Stanford Graduate School of Business today (March 30) maintained its number one ranking from U.S. News & World Report, while arch-rival Harvard Business School continued to languish on the most influential list of the top U.S. MBA programs. This year, Stanford gained sole possession of the top spot as the Wharton School slid into second place. Harvard gained one spot but ranks fifth this year in a tie with MIT’s Sloan School of Management.
Unlike recent MBA rankings from both The Economist and the Financial Times, the new U.S. News list ranks every major business school. Only two big B-school brands–Wharton and MIT–declined to provide new data for the ranking due to the COVID 19 pandemic. It is a testament to the power of the U.S. News‘ ranking. Every M7 business school boycotted The Economist‘s ranking, while five of the M7 schools–Harvard, Stanford, Wharton, MIT Sloan and Columbia–opted out of the FT ranking. Instead of excluding Wharton and MIT, however, U.S. News chose to use year-earlier admissions and employment data to make the ranking as useful as possible to prospective students.
Among the Top 25 winners, two business schools stood out for their improved performance: Georgetown University’s McDonough School of Business rose four places to place 21st, while Carnegie Mellon University’s Tepper School of Business moved up three spots to rank 16th in a tie with the University of Southern California’s Marshall School of Business. Dartmouth College’s Tuck School found its way back into the Top 10 by gaining two places from last year.
ADMIT RATE AT STANFORD JUMPED TWO FULL PERCENTAGE POINTS TO 8.9% LAST YEAR
Emory University’s Goizueta Business School, meantime, slipped four places to 26th, just outside the Top 25. And something of an upset occurred in Los Angeles: USC’s Marshall School of Business beat out UCLA’s Anderson School of Management to claim top honors in the key L.A. market. USC’s full-time MBA program jumped to 16th place from 17, UCLA’s offering slipped to 18th from 16th a year earlier.

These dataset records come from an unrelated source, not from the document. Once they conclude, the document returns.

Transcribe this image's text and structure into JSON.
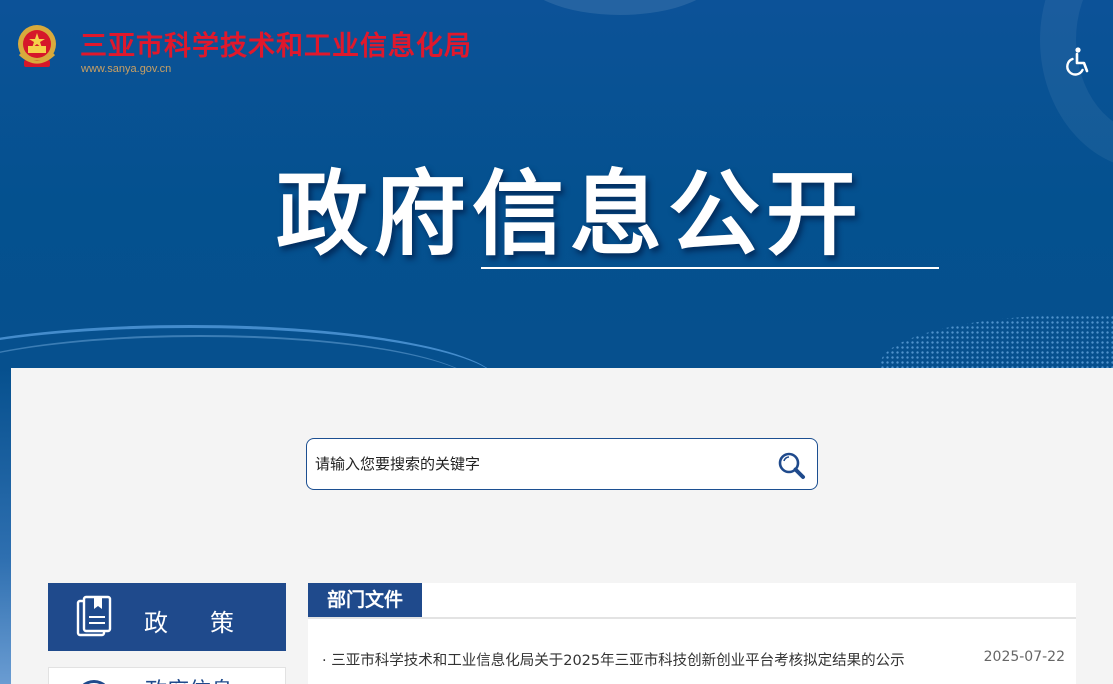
{
  "header": {
    "site_title": "三亚市科学技术和工业信息化局",
    "site_url": "www.sanya.gov.cn",
    "hero_title": "政府信息公开",
    "accessibility_icon": "wheelchair-icon",
    "emblem_icon": "national-emblem-icon"
  },
  "search": {
    "placeholder": "请输入您要搜索的关键字",
    "button_icon": "search-icon"
  },
  "sidebar": {
    "items": [
      {
        "label": "政策",
        "icon": "document-icon"
      },
      {
        "label": "政府信息",
        "icon": "circle-icon"
      }
    ]
  },
  "panel": {
    "tab_label": "部门文件",
    "documents": [
      {
        "title": "· 三亚市科学技术和工业信息化局关于2025年三亚市科技创新创业平台考核拟定结果的公示",
        "date": "2025-07-22"
      }
    ]
  },
  "colors": {
    "banner_blue": "#04518f",
    "nav_blue": "#1f4a8c",
    "title_red": "#e0182c",
    "url_gold": "#c9a063"
  }
}
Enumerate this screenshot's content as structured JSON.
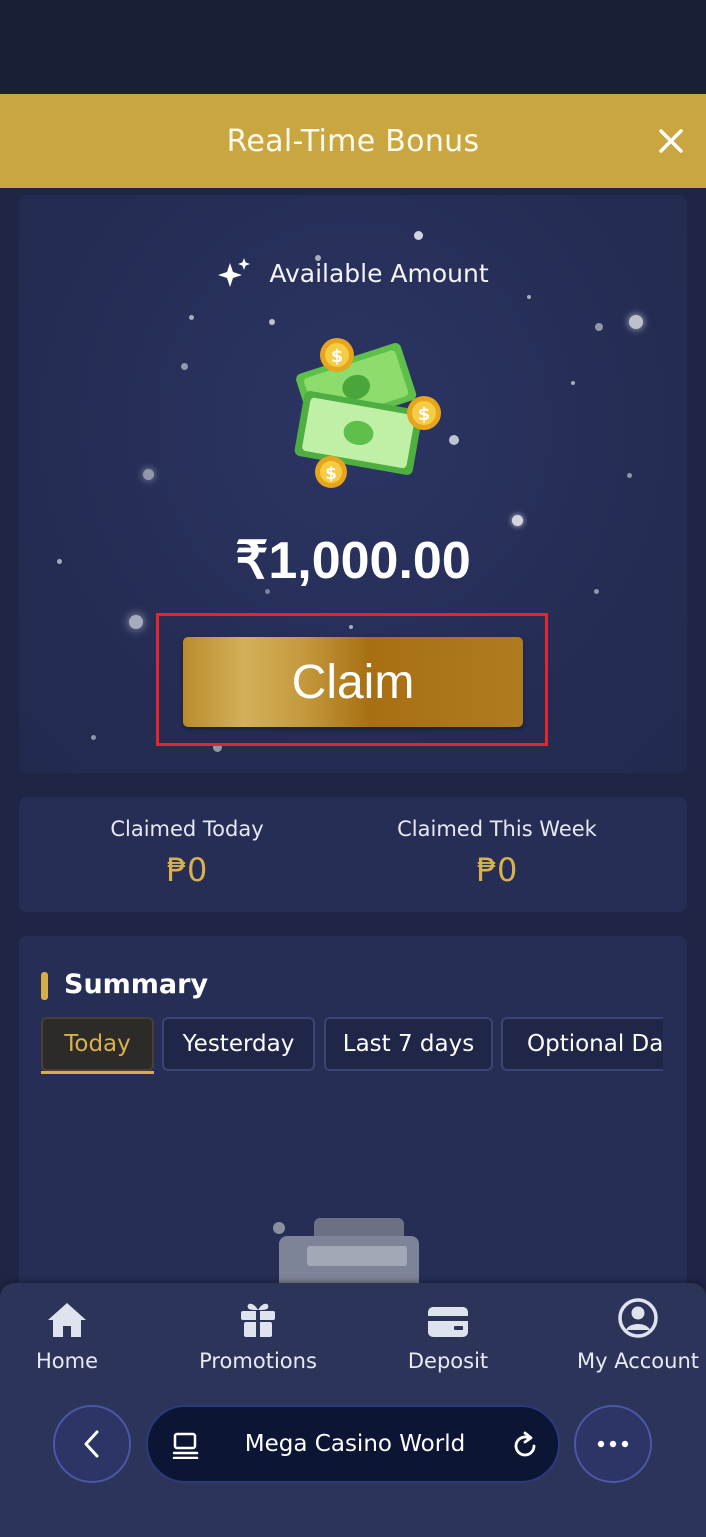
{
  "header": {
    "title": "Real-Time Bonus"
  },
  "bonus": {
    "available_label": "Available Amount",
    "amount": "₹1,000.00",
    "claim_label": "Claim"
  },
  "stats": [
    {
      "label": "Claimed Today",
      "value": "₱0"
    },
    {
      "label": "Claimed This Week",
      "value": "₱0"
    }
  ],
  "summary": {
    "title": "Summary",
    "tabs": [
      "Today",
      "Yesterday",
      "Last 7 days",
      "Optional Dat"
    ],
    "active_tab": "Today"
  },
  "nav": {
    "items": [
      {
        "label": "Home",
        "icon": "home-icon"
      },
      {
        "label": "Promotions",
        "icon": "gift-icon"
      },
      {
        "label": "Deposit",
        "icon": "card-icon"
      },
      {
        "label": "My Account",
        "icon": "user-icon"
      }
    ]
  },
  "browser": {
    "site_name": "Mega Casino World"
  },
  "colors": {
    "gold": "#c9a640",
    "background": "#1a1f38",
    "card": "#262e55",
    "highlight_outline": "#e2262e"
  }
}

Stanford kept its number one ranking despite falling off four of U.S. News specialty MBA rankings in project management, where the school ranked second last year, business analytics (6), information systems (6), and international business (15). Those sub-lists do not count in the overall MBA ranking, however, but they do reflect the judgments of other deans and senior faculty members. Still, the school posted the lowest admit rate of 8.9%, a rise of two percentage points from a year earlier, and the highest average salary and bonuses for its graduates at $176,083.
Harvard Business School’s fifth-place finish, although better than last year when it fell to sixth, its lowest rank ever in U.S. News‘ rankings, is largely a function of the magazine’s methodology. The average salary and bonus for Harvard’s MBAs last year was $171,785, a sum that is lower than six other schools in the Top 10. Harvard’s job rate of 82.5% at three months after graduation is also the lowest of any Top Ten business school. HBS also trailed key rivals in all three admission metrics used in the ranking: admit rate, undergraduate GPA, and average GMAT.
In fact, the average GMAT score of 727 for an enrolled Harvard MBA last year was behind three other peer schools–Stanford (733), Wharton (732) and Columbia (732)–and was tied with three others–Kellogg, MIT and UC-Berkeley Haas. And while Harvard’s peer assessment score of 4.8 was equal to Stanford, Wharton, and MIT, its scoring from corporate recruiters was just a tad behind Stanford and Wharton, 4.4 for HBS vs. 4.5 for No. 1 Stanford and No. 2 Wharton.